A total of 33 2.5-year-old toddlers were tested for proactive and selective prosocial responding in an iterated Prosocial Game with unfamiliar adult partners who were communicatively neutral and alternated their roles as actors and recipients every other trial. When children were actors, they were required to choose, at no cost to themselves, between a selfish option that delivered a reward to them only (1/0) and a prosocial option that delivered identical rewards to both themselves and their partners (1/1). When adult partners were actors, they consistently behaved prosocially (1/1) or selfishly (1/0) over 10 alternating trials, depending on test condition. An additional 17 children were used as a recipient-absent control group to test for self-oriented versus other-oriented prosocial preferences.

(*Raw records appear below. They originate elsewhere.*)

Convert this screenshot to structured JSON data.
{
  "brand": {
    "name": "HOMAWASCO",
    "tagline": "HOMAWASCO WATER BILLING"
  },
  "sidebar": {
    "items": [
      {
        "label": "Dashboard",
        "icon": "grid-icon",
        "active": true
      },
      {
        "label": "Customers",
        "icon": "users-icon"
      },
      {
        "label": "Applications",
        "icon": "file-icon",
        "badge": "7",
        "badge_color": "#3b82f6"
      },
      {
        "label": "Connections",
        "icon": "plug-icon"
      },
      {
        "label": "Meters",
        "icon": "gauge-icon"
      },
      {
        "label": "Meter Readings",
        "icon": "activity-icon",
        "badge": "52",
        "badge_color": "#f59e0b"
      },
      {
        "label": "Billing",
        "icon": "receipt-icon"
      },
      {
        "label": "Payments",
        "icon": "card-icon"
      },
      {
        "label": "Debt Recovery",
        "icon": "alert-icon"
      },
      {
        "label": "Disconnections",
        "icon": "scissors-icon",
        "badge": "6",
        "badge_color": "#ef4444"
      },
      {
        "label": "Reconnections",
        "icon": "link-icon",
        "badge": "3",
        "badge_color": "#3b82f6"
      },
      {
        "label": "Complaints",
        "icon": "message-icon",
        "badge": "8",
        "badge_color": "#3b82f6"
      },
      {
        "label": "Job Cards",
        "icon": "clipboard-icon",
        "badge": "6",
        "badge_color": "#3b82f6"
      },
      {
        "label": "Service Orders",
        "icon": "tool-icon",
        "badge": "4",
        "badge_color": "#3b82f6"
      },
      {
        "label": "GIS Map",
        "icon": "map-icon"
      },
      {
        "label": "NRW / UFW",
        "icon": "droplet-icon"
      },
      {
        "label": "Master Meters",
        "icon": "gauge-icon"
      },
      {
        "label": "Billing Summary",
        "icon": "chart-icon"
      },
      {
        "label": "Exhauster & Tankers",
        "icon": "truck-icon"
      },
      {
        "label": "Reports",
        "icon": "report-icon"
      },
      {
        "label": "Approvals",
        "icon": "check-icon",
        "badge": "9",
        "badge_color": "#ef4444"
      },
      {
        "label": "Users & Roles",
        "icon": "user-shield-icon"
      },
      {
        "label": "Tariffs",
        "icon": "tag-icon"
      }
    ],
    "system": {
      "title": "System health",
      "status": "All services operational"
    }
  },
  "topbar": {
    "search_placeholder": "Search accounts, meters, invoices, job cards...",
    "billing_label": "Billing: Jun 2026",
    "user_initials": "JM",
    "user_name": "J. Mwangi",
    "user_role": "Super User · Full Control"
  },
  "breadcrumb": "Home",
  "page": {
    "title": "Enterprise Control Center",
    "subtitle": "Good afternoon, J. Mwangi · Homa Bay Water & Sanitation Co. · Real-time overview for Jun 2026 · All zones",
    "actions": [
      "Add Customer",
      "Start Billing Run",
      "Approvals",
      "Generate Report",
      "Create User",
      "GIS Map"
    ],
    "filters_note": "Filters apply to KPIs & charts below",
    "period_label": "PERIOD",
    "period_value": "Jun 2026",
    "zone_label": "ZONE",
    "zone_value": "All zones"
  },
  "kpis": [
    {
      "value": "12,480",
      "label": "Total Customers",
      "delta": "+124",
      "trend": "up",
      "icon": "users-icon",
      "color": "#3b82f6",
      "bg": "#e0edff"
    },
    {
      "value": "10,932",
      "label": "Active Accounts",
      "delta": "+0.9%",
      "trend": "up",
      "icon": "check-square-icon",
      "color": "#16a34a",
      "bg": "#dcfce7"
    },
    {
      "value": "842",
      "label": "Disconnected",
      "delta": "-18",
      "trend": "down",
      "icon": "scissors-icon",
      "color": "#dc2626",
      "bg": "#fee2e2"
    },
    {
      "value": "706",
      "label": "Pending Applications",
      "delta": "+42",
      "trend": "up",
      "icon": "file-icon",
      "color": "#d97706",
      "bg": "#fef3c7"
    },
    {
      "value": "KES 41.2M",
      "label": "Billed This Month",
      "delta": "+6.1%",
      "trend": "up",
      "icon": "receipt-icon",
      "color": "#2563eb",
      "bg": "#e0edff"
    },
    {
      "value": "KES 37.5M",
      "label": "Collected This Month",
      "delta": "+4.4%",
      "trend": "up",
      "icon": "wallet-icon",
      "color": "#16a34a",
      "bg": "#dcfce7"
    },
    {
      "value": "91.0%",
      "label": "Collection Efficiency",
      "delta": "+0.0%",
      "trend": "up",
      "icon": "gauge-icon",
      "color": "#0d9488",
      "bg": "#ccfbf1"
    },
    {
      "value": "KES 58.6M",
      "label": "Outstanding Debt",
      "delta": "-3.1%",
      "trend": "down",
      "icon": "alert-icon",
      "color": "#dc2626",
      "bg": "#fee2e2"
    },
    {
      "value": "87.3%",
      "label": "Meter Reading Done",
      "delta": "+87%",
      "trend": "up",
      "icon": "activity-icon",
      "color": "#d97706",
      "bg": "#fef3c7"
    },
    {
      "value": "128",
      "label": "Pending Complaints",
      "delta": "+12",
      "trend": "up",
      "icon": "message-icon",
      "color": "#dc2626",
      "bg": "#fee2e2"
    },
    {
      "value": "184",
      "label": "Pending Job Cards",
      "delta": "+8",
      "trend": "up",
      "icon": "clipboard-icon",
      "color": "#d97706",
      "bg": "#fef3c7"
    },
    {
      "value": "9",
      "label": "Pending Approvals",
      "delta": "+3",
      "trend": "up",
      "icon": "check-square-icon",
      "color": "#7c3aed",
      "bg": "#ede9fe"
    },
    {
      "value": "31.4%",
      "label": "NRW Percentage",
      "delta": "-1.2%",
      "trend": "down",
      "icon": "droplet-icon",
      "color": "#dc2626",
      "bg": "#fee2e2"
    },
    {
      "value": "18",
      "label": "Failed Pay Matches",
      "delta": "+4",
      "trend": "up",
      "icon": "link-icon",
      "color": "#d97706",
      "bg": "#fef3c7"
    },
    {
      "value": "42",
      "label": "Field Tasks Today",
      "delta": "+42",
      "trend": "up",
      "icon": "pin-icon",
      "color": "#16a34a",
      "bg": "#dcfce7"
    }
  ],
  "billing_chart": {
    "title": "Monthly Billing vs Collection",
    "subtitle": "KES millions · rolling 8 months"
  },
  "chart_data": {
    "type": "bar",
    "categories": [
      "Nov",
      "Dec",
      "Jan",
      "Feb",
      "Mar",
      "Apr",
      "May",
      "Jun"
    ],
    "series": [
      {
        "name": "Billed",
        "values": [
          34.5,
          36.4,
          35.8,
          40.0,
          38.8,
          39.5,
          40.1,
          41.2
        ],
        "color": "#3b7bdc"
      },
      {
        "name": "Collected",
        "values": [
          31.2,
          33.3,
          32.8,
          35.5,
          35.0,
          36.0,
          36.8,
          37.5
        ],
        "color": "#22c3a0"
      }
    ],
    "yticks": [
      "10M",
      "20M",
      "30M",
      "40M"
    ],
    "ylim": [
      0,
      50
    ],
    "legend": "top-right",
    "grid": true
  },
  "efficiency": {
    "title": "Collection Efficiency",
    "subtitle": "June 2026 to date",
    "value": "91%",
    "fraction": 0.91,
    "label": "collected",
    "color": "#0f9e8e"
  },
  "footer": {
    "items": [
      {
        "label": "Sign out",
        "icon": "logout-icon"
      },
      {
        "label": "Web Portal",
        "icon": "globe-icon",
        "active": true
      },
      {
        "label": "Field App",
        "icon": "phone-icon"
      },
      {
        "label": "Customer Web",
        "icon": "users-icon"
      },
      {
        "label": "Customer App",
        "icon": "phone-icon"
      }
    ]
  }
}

This study shows that by 2.5years of age, and in the particular context of the task administered, toddlers can display proactive, other-oriented prosocial behavior, but their prosocial responding is indiscriminate in that they fail to respond contingently to their partners’ prosocial or selfish behavior in the previous trials. These findings lend further support to the view that human prosociality is in place early in development as a basic tendency to be nice to others. This inclination may be so strong that not even partners who are communicatively neutral or repeatedly selfish toward children can erode it. They also suggest that this precocious proactive prosociality may be independent of reciprocity in terms of both its developmental schedule and psychological scaffolding.